You just need to know EVERY job has dangers. And that more can be done to remove those dangers. And then we need to have the determination to work with our co-workers and union brothers and sisters to force the employer to do more.
It is about organizing. And to be honest, that is the only way any worker issue will get fixed. Ever. The clear lesson of labour history is that employers don’t give shit about you. They don’t. So we need to shift the power balance at work so the system works the way Bob Sass intended. And that takes all of us.
Now people—very powerful people—aren’t going to like that.
Think back to the 2013 jail-guard wildcat. There were a lot of issues there, but that was a safety strike. The government came down hard—in part because the escalation of the wildcat strike profoundly challenged the government’s authority.
If the government had gotten a court and directed cops to arrest jail guards and court house staff and the cops had refused, the government would have effectively lost control of the province. That shit makes governments—especially authoritarian governments like the Tories—very angry and very scared.
And, job actions like that also make unions nervous. Union executives don’t like real wildcat strikes because its shows that they don’t have control over their members. Phony wildcats are totally cool. But real ones hints that the exec are in the wrong side of an issue.
Think back to the 1995 laundry worker’s strike in Calgary. That resistance to the Klein cuts got squashed, in part, by the union leaderships. Because an all-out fight wasn’t want the union leadership wanted. In retrospect—as a civil servant—an all-out fight might have been a good thing. Cause the last 20 years have sucked.
It also takes time to build organizational commitment to things like workplace injury. Most of us don’t really want to think about it. It is really uncomfortable to realize that our employer might well be poisoning us. Or exposing us to dangers that could kill us. Or are happy to have managers bully us into working harder. Because how do we fight back? Do we refuse unsafe work? In theory ,the employer can’t punish for that. But the reality is that refusing is a career-limiting move.
One place to start is organizing within bargaining units and work groups around health and safety. Maybe identify a safety issue that is easy for the employer to fix: loose carpet, uncomfortable temperature, noise, lighting.
Ideally you want an issue affecting a popular worker (or everyone) and you wanna have a sympathetic manager. Then build some support for the issue among the work group. Then politely confront the manager with both the problem and the solution. Or, better yet, get the workers to make the pitch.

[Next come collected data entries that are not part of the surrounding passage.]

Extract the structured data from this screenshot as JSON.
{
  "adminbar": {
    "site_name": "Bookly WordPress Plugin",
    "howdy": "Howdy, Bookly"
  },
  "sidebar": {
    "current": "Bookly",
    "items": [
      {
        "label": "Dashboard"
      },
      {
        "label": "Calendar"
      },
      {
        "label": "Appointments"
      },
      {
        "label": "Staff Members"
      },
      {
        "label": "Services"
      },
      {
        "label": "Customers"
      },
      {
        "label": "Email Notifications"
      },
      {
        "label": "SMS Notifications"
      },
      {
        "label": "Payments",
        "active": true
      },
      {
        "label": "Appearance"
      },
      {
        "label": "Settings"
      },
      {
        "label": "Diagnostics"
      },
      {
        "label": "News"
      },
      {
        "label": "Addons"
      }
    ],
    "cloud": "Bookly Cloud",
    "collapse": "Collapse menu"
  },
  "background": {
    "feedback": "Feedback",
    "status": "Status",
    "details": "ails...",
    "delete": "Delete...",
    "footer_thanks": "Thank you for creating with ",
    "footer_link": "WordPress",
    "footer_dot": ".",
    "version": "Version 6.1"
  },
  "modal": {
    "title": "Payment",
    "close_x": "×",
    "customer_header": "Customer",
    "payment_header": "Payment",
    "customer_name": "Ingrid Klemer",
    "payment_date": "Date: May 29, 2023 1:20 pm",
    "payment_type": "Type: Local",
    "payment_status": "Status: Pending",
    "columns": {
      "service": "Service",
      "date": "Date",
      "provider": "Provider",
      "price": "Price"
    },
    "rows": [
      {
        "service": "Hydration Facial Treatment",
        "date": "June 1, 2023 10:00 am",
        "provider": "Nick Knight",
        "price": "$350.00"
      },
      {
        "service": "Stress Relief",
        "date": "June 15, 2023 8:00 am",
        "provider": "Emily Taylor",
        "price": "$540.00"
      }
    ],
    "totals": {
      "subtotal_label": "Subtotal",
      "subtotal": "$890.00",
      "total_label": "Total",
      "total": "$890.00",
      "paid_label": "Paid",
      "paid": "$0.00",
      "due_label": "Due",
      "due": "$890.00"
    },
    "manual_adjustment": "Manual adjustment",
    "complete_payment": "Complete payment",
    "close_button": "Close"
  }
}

The report the win back to the workers. A win helps build confidence and commitment. Then pick a harder issue and repeat.
Eventually, the employer’s gonna push back. But, by that time, workers will be used to winning. And they’ll have internalized the ideas that they have a right to a safe workplace and that they have collective power. That’s the time for an escalation: maybe threaten to call OHS or take some very minor job action.
Bringing an issue up every single day, that’s really disruptive. And its upsetting to employers because it confronts them with the fact that they are acting immorally. This isn’t some regulatory violation. They are threatening our health and our lives and that wrong.
Or have the workers do a safety audit. There’s lots of things you can do. The point is to have a plan. Because what you’re building is a culture of injury prevention and empowerment in the workforce—one that’s separate from the tedious management safety crap that we normally have to endure.
This culture is contagious—especially if you start claiming the victories in meetings with other work groups. It builds the kind of support needed for pushing a bigger issue, like a harassing manager or structural hazard.
I think I’m going to stop here and open up the floor. Anyone have experience about improving safety they want to share--a success or a failure. Or maybe you think I’m full of crap and wanna have go? I’m up for that.